When the jaunty, old-timey sounding music opens on the credits of Woody Allen's latest movie, “You Will Meet a Tall Dark Stranger,” my first thought is: typical Allen. And at first the movie seems to confirm the assumption that this is going to be another of his late-career rummage sales through used material. But by the time the closing credits roll and that song plays again, I realize how subtle, and at the same time how big, the difference is.
Allen often uses Django Reinhardt, Ella Fitzgerald or a similar jazz artist to open and close his films, usually a song that reinforces the predominant tone of many of his pictures, a wry melancholy that typifies both the comedies and the dramas. Allen has gutted that sentiment this time in favor of something much darker, although you don't really need to know all that to get the irony of the song used in “Stranger,” a reinterpretation of “When You Wish Upon a Star” from the Disney movie “Pinocchio.” By the time it plays the second time the joke is obvious: Most of the characters have been ruined, and those who haven't have been left dangling by cruel twists of fate.
Set in London, the movie looks at two couples, each at different stages of their lives. The story begins with Alfie (Anthony Hopkins, surprisingly good considering his recent body of work), an older man who's left his wife, Helena (Gemma Jones), in an attempt to recapture his youth. Alfie has bought himself two hot rods, one on wheels and one on stilettos (Lucy Punch), and Helena spends her time blubbering to a psychic (Pauline Collins) who provides the easily convinced woman with everything she wants to hear, including premonitions of the tall dark stranger in the movie's title.

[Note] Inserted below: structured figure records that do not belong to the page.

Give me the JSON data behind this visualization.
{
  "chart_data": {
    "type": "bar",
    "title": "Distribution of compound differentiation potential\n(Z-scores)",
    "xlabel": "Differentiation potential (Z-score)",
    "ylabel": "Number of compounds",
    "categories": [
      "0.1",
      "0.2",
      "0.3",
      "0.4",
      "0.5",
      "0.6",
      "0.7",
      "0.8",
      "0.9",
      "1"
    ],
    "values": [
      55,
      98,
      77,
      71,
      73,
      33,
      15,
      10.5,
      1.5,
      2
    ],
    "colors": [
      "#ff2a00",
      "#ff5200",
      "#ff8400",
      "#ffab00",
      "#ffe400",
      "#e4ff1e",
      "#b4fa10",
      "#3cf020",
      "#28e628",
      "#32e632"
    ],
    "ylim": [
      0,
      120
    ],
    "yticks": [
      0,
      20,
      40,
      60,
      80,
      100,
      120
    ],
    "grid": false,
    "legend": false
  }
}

Alfie and Helena's daughter, Sally (Naomi Watts), is having her own marriage problems with Roy (Josh Brolin), a writer whose initial minor success turned out to be a flash in the pan. They have to rely on Helena for rent money, which makes it difficult to tell her to buzz off when she's hanging around going on about her future. Meanwhile Sally develops a crush on her boss (Antonio Banderas) and Roy begins staring out the window at the sexy guitar-strumming neighbor (Freida Pinto) across the street. They may sound like the usual suspects in an Allen movie, but while it's always obvious who wrote the material, none of these folks gets off nearly as easily as those in recent, gentler Allen films.

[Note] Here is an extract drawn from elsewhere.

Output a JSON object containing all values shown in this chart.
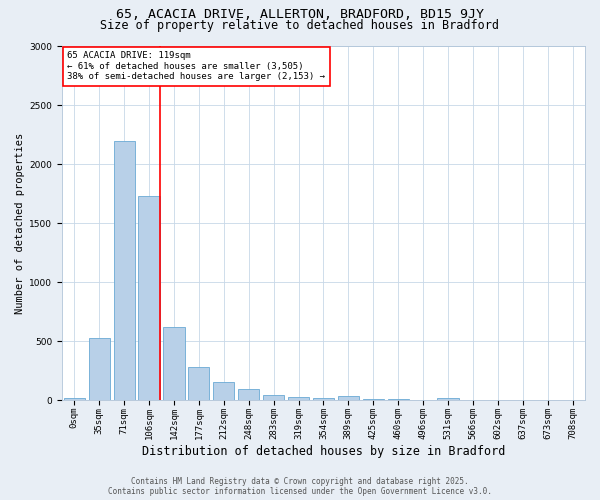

His movies have frequently, of course, taken on the humorous intersection of human frailty and dumb luck. Good things happen to bad people in Allen movies, just as the opposite is true. There's something slightly different going on in “Stranger,” though, which seems constructed to show not just how unfair life can be, but how unsympathetic, how capricious. There's no Hollywood ending here, the title of another Allen movie.
Nowhere is this better illustrated than the plight of Brolin's writer, an inverse of the bullishly ambitious ex-president that Brolin delivered for Oliver Stone a few years ago. The character's decision, after his initial efforts fail, to cheat, at first brings great success. But it's not long before the life pulls out the rug, just as it does to most everyone. Roy, Alfie, Sally — they all get everything they wanted. Then the guy in the coma wakes up (you have to see it). Allen's last movie was called “Whatever Works.” Here the title could be “Nothing Works.”
Except a belief in the occult, and this is the biggest punch line. Helena's visits with the psychic eventually lead to an unstoppable immersion in mysticism. It denies her daughter the precious loan she needs to start a new life, but lands Helena a new man (Roger Ashton-Griffiths), a goofy, portly, happy-go-lucky success who shares Helena's fondness for sAcances. While everyone else grimaces with misery, Helena and her doddering beau have tea on a lawn. The only people who get to be truly happy, the story seems to be saying, are those who are completely delusional.
“Stranger” is Allen's most successful personal expression in years, maybe decades. Yet as triumphant as the movie is in its sum, it can be difficult to take moment to moment, even for those accustomed to the more acerbic qualities of an Allen movie. The man is out for blood this time. Makes no difference who you are. (R) 98 min.